Inédita na aviação agrícola mundial, a função de Executor de Aviação Agrícola, obrigatória no Brasil, foi criada em 1969 pelo Decreto-Lei 917/69.

O Executor de Aviação Agrícola é um Técnico em Agropecuária, especializado em Aviação Agrícola por um  “Curso de Executores de Aviação Agrícola”, ministrado ou autorizado pelo Ministério da Agricultura, Pecuária e Abastecimento. Atualmente o Curso tem a duração de 46  horas-aula e é realizado por diversas entidades privadas, credenciadas por aquele Ministério.

Tem o Executor a função de acompanhar e apoiar, em terra, a atuação de um avião agrícola durante sua operação..

Antes do advento de tal especialização, eram os aviões agrícolas apoiados por auxiliares dos quais não se exigia qualquer qualificação. Em algumas regiões, tal auxiliar recebia a alcunha de “badeco” e suas funções se restringiam quase que somente a transportar, por terra, os equipamentos e combustíveis destinados à operação, preparar as caldas dos produtos e abastecer a aeronave, com produtos e combustíveis.

Com o advento da figura do Executor, sendo este um técnico mais qualificado,  tornou-se viável  ser a ele atribuída função mais complexa e importante..

Assim, pode e deve o Executor extrapolar as funções  do antigo “badeco”. Dentre outras atribuições, cabe ao Executor:

* Compor, com o piloto agrícola, equipe de trabalho multiprofissional, em relação de trabalho harmoniosa.
* Representar o Responsável Técnico, quando este não puder estar presente à aplicação, devendo seguir suas recomendações e ser por ele treinado.
* Ler, interpretar e por em prática as recomendações contidas nos rótulos e bulas dos produtos que serão aplicados, bem como o contido no Receituário Agronômico, dando ciência ao
* Assegurar-se  que a operação a ser realizada tenha sido objeto de planejamento prévio, dele se inteirando principalmente quanto à presença de obstáculos que possam levar risco ao voo e, ainda, áreas vizinhas sensíveis à aplicação, alertando o piloto em relação a elas.
* Auxiliar o piloto nos procedimentos de calibração e ajuste dos equipamentos.

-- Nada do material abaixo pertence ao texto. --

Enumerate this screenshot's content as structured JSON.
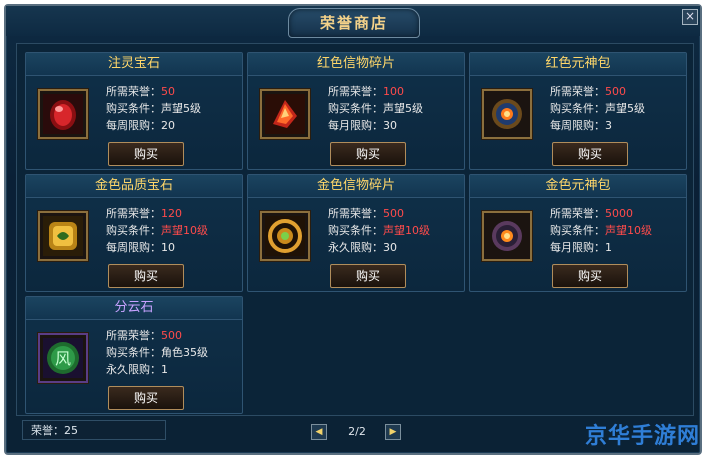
{
  "window": {
    "title": "荣誉商店",
    "close_glyph": "×"
  },
  "items": [
    {
      "name": "注灵宝石",
      "cost_label": "所需荣誉：",
      "cost": "50",
      "cond_label": "购买条件：",
      "cond": "声望5级",
      "limit_label": "每周限购：",
      "limit": "20",
      "buy": "购买",
      "icon": "red-gem-icon",
      "title_color": "gold"
    },
    {
      "name": "红色信物碎片",
      "cost_label": "所需荣誉：",
      "cost": "100",
      "cond_label": "购买条件：",
      "cond": "声望5级",
      "limit_label": "每月限购：",
      "limit": "30",
      "buy": "购买",
      "icon": "red-shard-icon",
      "title_color": "gold"
    },
    {
      "name": "红色元神包",
      "cost_label": "所需荣誉：",
      "cost": "500",
      "cond_label": "购买条件：",
      "cond": "声望5级",
      "limit_label": "每周限购：",
      "limit": "3",
      "buy": "购买",
      "icon": "red-spirit-pack-icon",
      "title_color": "gold"
    },
    {
      "name": "金色品质宝石",
      "cost_label": "所需荣誉：",
      "cost": "120",
      "cond_label": "购买条件：",
      "cond": "声望10级",
      "limit_label": "每周限购：",
      "limit": "10",
      "buy": "购买",
      "icon": "gold-gem-icon",
      "title_color": "gold"
    },
    {
      "name": "金色信物碎片",
      "cost_label": "所需荣誉：",
      "cost": "500",
      "cond_label": "购买条件：",
      "cond": "声望10级",
      "limit_label": "永久限购：",
      "limit": "30",
      "buy": "购买",
      "icon": "gold-shard-icon",
      "title_color": "gold"
    },
    {
      "name": "金色元神包",
      "cost_label": "所需荣誉：",
      "cost": "5000",
      "cond_label": "购买条件：",
      "cond": "声望10级",
      "limit_label": "每月限购：",
      "limit": "1",
      "buy": "购买",
      "icon": "gold-spirit-pack-icon",
      "title_color": "gold"
    },
    {
      "name": "分云石",
      "cost_label": "所需荣誉：",
      "cost": "500",
      "cond_label": "购买条件：",
      "cond": "角色35级",
      "limit_label": "永久限购：",
      "limit": "1",
      "buy": "购买",
      "icon": "wind-stone-icon",
      "icon_text": "风",
      "title_color": "purple"
    }
  ],
  "footer": {
    "honor_label": "荣誉：",
    "honor_value": "25",
    "page": "2/2",
    "prev": "◀",
    "next": "▶"
  },
  "watermark": "京华手游网",
  "colors": {
    "title_gold": "#ffd76a",
    "title_purple": "#c7a2ff",
    "value_red": "#ff4b4b",
    "window_bg": "#0e2a42",
    "button_border": "#b08d5c"
  }
}
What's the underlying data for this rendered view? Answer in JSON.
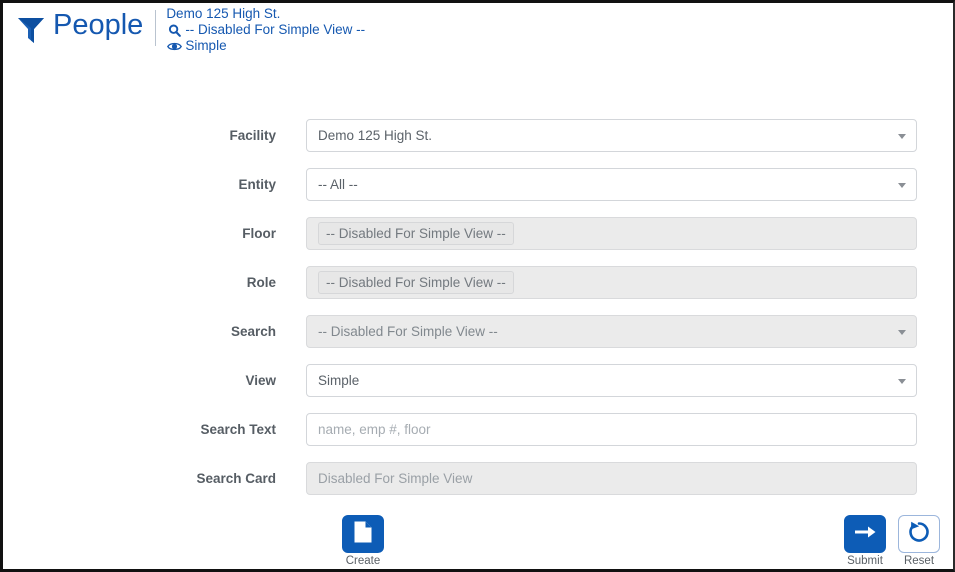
{
  "header": {
    "filter_icon": "funnel-filter-icon",
    "title": "People",
    "context": {
      "facility": "Demo 125 High St.",
      "search_icon": "magnifier-icon",
      "search": "-- Disabled For Simple View --",
      "view_icon": "eye-icon",
      "view": "Simple"
    }
  },
  "form": {
    "rows": [
      {
        "label": "Facility",
        "value": "Demo 125 High St.",
        "type": "select",
        "disabled": false,
        "caret": true,
        "tag": false,
        "placeholder_style": false
      },
      {
        "label": "Entity",
        "value": "-- All --",
        "type": "select",
        "disabled": false,
        "caret": true,
        "tag": false,
        "placeholder_style": false
      },
      {
        "label": "Floor",
        "value": "-- Disabled For Simple View --",
        "type": "multiselect",
        "disabled": true,
        "caret": false,
        "tag": true,
        "placeholder_style": false
      },
      {
        "label": "Role",
        "value": "-- Disabled For Simple View --",
        "type": "multiselect",
        "disabled": true,
        "caret": false,
        "tag": true,
        "placeholder_style": false
      },
      {
        "label": "Search",
        "value": "-- Disabled For Simple View --",
        "type": "select",
        "disabled": true,
        "caret": true,
        "tag": false,
        "placeholder_style": false
      },
      {
        "label": "View",
        "value": "Simple",
        "type": "select",
        "disabled": false,
        "caret": true,
        "tag": false,
        "placeholder_style": false
      },
      {
        "label": "Search Text",
        "value": "name, emp #, floor",
        "type": "text",
        "disabled": false,
        "caret": false,
        "tag": false,
        "placeholder_style": true
      },
      {
        "label": "Search Card",
        "value": "Disabled For Simple View",
        "type": "text",
        "disabled": true,
        "caret": false,
        "tag": false,
        "placeholder_style": true
      }
    ]
  },
  "actions": {
    "left": [
      {
        "label": "Create",
        "icon": "document-page-icon",
        "style": "filled"
      }
    ],
    "right": [
      {
        "label": "Submit",
        "icon": "arrow-right-icon",
        "style": "filled"
      },
      {
        "label": "Reset",
        "icon": "refresh-circular-arrow-icon",
        "style": "outline"
      }
    ]
  },
  "colors": {
    "brand_blue": "#0d5cb6",
    "title_blue": "#1558b0",
    "label_gray": "#565d64",
    "disabled_bg": "#ebebeb",
    "field_border": "#d3d6da"
  }
}
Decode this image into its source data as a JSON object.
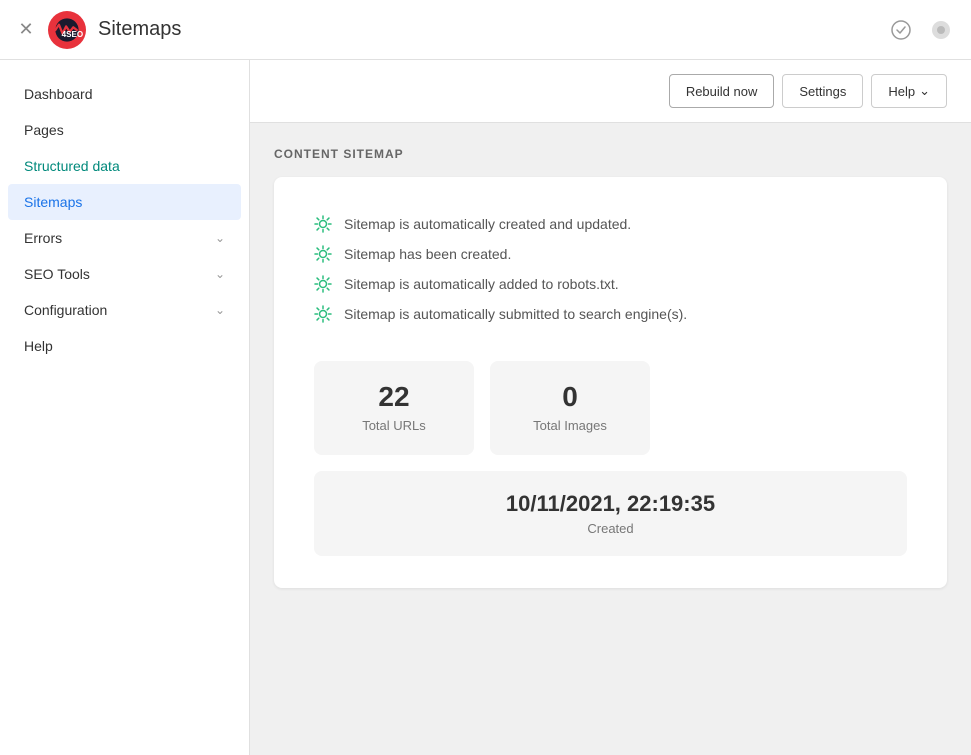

  • * Monitorar os parâmetros climáticos, alertando o piloto sempre que tais parâmetros sofram significativas alterações;
  • * Estar atento à possível ocorrência de condições eventualmente propícias à  deriva inaceitável, alertando o piloto e propondo, se necessário, a interrupção ou modificações na estratégia da aplicação, visando evitar tal ocorrência.
  • * Monitorar, quando necessário, a correta deposição do produto.
  • * Supervisionar o trabalho dos auxiliares durante o preparo das caldas de produtos, de forma a assegurar-se da diluição nas proporções corretas, uso de equipamentos de proteção individual, se aplicável, e procedimentos de segurança ambiental, tais como evitar vazamentos e derramamentos que possam vir a contaminar o solo, na etapa de abastecimento da aeronave.
  • * Supervisionar o correto procedimento de lavagem e inutilização das embalagens vazias, assegurando-se de que sejam elas entregues, lavadas e inutilizadas, ao seu proprietário;
  • * Finda a aplicação, providenciar para que a área de abastecimento do avião esteja livre de resíduos acidentais dos produtos aplicados.
  • * Zelar, junto ao contratante dos serviços, pela boa imagem e profissionalismo da empresa, auxiliando, se requerido, o contratante na tomada de decisões relativas à aplicação contratada e ao manejo após aplicação.

Como vemos, o Executor tem funções específicas, complexas, que vão muito além daquelas dos antigos “badecos”. Capacitá-lo e usar na plenitude as suas  potencialidades,  não o subestimando, agrega valor aos serviços prestados pela empresa aeroagrícola. A companhia que souber aproveitar o potencial  deste profissional muito terá a ganhar em segurança e eficiência. Também o piloto, do qual o Executor é um parceiro e com ele compõe uma equipe, terá nele um auxiliar valioso, que  propiciará mais segurança e tranquilidade ao seu trabalho.